By Jill Serjeant
LOS ANGELES (Reuters)
Steven Spielberg’s movie “The Post” is being hailed as a timely reminder about press freedom, democracy, whistle-blowing and government lies
But its makers says it is also intended as an ode to feminism that resonates as powerfully today as the 1970s era in which it is set.
The movie, which begins its movie theater rollout on Friday, dramatizes the 1971 battle by U.S. newspapers, led by The New York Times, to publish the leaked Pentagon Papers. The documents showed that successive administrations had secretly enlarged the scope of American military action in Vietnam even as U.S. leaders became convinced the war was unwinnable.
Among those in the forefront of that battle was Washington Post publisher Katharine Graham, played by Meryl Streep, who despite being in her mid-5Os at the time, was struggling to establish herself in a man’s world. She had taken over the publisher’s job following the death of her husband, Phil Graham.

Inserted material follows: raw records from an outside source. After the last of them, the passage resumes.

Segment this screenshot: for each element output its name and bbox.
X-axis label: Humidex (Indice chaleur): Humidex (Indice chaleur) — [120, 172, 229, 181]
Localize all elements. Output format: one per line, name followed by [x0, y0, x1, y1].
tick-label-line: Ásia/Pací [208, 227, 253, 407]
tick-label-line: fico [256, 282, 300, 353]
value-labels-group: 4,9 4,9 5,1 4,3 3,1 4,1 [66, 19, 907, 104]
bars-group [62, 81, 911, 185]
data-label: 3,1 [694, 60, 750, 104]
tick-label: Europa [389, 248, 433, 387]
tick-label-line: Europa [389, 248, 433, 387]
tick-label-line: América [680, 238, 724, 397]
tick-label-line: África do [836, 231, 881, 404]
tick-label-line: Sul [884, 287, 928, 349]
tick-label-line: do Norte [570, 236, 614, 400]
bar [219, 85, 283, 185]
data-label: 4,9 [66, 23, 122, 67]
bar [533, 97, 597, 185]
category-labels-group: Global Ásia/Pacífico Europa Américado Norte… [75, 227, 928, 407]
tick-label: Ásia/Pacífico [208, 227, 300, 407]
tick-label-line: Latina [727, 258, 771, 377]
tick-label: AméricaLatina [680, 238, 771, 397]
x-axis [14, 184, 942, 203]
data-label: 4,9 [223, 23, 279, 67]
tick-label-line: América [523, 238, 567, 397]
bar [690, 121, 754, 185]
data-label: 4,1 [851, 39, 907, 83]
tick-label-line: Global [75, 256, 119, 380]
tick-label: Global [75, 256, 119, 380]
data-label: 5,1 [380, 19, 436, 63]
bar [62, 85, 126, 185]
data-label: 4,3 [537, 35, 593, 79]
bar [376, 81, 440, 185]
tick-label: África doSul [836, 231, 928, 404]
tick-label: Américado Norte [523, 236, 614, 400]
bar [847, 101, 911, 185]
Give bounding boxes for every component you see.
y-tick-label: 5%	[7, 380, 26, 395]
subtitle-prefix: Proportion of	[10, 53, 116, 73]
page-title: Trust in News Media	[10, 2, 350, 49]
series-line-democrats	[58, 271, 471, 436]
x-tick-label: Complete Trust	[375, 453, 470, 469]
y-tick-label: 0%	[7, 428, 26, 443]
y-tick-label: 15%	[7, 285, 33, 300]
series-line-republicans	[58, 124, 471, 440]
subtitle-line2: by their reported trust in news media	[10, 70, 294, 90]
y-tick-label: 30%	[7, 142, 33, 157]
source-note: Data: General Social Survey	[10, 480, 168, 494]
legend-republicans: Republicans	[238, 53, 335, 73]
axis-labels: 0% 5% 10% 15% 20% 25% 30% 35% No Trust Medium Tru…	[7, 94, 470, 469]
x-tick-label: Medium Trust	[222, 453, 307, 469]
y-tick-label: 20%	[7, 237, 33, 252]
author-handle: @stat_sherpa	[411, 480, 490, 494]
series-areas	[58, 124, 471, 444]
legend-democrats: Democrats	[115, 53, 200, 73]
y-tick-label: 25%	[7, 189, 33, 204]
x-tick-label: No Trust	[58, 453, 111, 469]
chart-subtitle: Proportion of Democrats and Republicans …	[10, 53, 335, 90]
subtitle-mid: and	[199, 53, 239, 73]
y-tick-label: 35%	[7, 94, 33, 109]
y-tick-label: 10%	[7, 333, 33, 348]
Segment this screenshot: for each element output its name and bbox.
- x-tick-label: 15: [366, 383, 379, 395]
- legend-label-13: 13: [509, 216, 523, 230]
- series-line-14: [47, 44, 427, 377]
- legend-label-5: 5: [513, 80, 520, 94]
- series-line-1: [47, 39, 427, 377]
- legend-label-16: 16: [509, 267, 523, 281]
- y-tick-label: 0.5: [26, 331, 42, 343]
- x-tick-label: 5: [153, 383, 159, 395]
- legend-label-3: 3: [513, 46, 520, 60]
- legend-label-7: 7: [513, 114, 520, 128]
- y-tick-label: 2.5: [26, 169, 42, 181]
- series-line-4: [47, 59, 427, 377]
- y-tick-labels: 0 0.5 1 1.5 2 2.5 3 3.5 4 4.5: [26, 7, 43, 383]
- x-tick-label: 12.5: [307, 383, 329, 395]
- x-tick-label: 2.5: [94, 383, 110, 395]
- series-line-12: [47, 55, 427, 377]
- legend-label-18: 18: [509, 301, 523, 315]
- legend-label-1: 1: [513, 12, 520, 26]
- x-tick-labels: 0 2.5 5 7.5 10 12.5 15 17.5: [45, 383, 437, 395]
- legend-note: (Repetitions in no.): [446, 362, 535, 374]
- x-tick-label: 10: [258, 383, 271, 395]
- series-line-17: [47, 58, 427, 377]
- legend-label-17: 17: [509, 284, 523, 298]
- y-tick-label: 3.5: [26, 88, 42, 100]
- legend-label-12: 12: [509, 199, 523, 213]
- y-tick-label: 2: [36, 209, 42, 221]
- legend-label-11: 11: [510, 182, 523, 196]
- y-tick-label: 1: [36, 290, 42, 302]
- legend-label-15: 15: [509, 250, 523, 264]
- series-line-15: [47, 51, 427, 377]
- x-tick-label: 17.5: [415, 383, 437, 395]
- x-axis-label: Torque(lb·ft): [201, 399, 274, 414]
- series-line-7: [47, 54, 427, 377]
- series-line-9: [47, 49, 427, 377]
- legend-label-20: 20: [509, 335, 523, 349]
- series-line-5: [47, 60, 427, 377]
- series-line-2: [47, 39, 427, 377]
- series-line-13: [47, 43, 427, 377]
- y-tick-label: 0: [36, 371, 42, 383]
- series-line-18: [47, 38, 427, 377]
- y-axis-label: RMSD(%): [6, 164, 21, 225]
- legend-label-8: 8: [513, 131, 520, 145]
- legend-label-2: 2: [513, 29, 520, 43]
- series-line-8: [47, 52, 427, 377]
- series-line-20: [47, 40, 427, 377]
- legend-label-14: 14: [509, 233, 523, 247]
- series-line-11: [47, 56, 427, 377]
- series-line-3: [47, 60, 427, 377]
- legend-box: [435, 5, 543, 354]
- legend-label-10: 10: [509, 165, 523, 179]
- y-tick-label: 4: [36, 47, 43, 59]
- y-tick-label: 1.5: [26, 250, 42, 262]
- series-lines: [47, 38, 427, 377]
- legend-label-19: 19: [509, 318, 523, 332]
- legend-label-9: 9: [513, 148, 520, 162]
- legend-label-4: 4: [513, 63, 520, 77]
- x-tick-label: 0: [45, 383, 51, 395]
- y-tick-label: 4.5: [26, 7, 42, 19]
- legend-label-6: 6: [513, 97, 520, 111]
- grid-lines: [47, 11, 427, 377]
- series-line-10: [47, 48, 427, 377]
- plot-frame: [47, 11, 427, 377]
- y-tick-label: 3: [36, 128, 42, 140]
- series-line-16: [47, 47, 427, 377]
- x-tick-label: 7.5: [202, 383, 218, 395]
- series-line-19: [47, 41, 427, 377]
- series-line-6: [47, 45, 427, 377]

“There is something very relatable to a woman finding her voice, to a woman standing in a room with men and being out-talked and overlooked,” said Liz Hannah, who wrote the screenplay with Josh Singer.
It was Graham who had to give the go-ahead to editor Ben Bradlee (played by Tom Hanks) to defy an injunction by the Nixon White House and risk imprisonment by publishing the Pentagon Papers.
The decision affected not only Graham’s family but the future of her company and the way she thought of herself
Streep, 68, who is expected to be Oscar-nominated for a record 21st time next month, had no doubt about the film’s relevance for women who are still fighting for equality in corporate boardrooms and in Hollywood itself.
“I try to tell young women who weren’t alive then how different it was very recently, and it still is in those leadership circles. We have filled up the bottom of the pyramid but … where it all gets decided, we don’t have parity. We’re not even close,” Streep said.
Streep said she relied on Graham’s Pulitzer Prize-winning memoir “Personal History” for insight into the publisher’s thinking at the time.
“She was very uncertain, and it’s in her book and she talks a lot about that.” Streep said. “At work, she had so many people thinking she didn’t deserve to be where she was. We know what a brilliant woman she turned out to be.”
The Washington Post review of “The Post” said that “Streep and Hanks lead a stirring homage to the pursuit of the truth.”
And Entertainment Weekly said that Streep’s performance “elevates ‘The Post’ from being a First Amendment story to a feminist one too.”